Türk gençleri, Hakan’a (devlet yetkililerine) savaş açması için yalvarıyorlar: “Boru çaldır, ruhlarımız uyansın, cenk ile cihanı alalım... Oğuz Han’ın töresi budur” diyorlar.

Hakan ise “Bilge Kağan” gibi, onlara sağduyu öğütleri vermektedir: -- Hayır, anayurda (Ötüken’e) bağlıyız. Yurdu boşaltıp düşman eline veremeyiz. Bu ova, tarlalar, madenler bize yeter. Varlığımızı iyi kullanarak yurdu şenlendirelim. Çağın en ilerisine kadar varalım. Millî sanat, felsefe, kültür ile yükselelim. Ondan sonra nasıl olsa ruhumuzda var olan fatihlik cevheri yine depreşir. Ordumuz “Bir gün gelir yine atalar mirası olan yayılma töresini arar bulur” Ancak bu, Ötüken’de kalarak kendi devlet ve ülkemize hizmet etmemize bağlıdır.

Şiirin yazılış amacı: Bu şiirin, 1914’te olmakla birlikte, “büyük harbe” girmemizden önce ve hatta “harbe girmenin lüzumsuzluk ve zararlarını” telkin için yazıldığını sanıyorum.

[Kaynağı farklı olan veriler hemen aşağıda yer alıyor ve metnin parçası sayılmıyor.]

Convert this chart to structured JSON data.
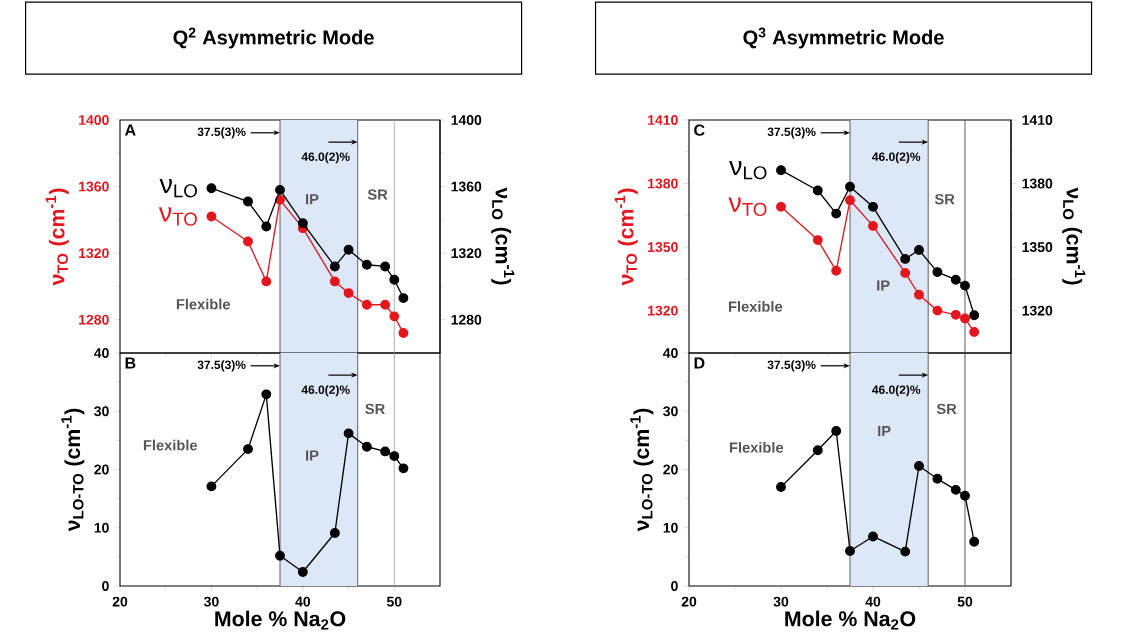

Şurası da bilinmelidir: İttihatçılar da o savaşa, “Turan’ı almak” gibi bir ham hayalle girmemişlerdi. Hata, harbe girmekteydi. Girdikten sonra maksat, Osmanlı Devletinin çok geniş sınırlarını korumaktı. Fakat netice, bizim mahvımız oldu.

Şiirin ana düşüncesi: 1914’te, bu şiirin dile getirdiği düşüncenin Türkiye Cumhuriyeti’nin resmî görüş ve siyaseti olduğunu da, burada hatırlamalıyız. Atatürk’ün “Yurtta sulh, cihanda sulh” cümlesi, bu manzumenin bir özeti sayılabilir.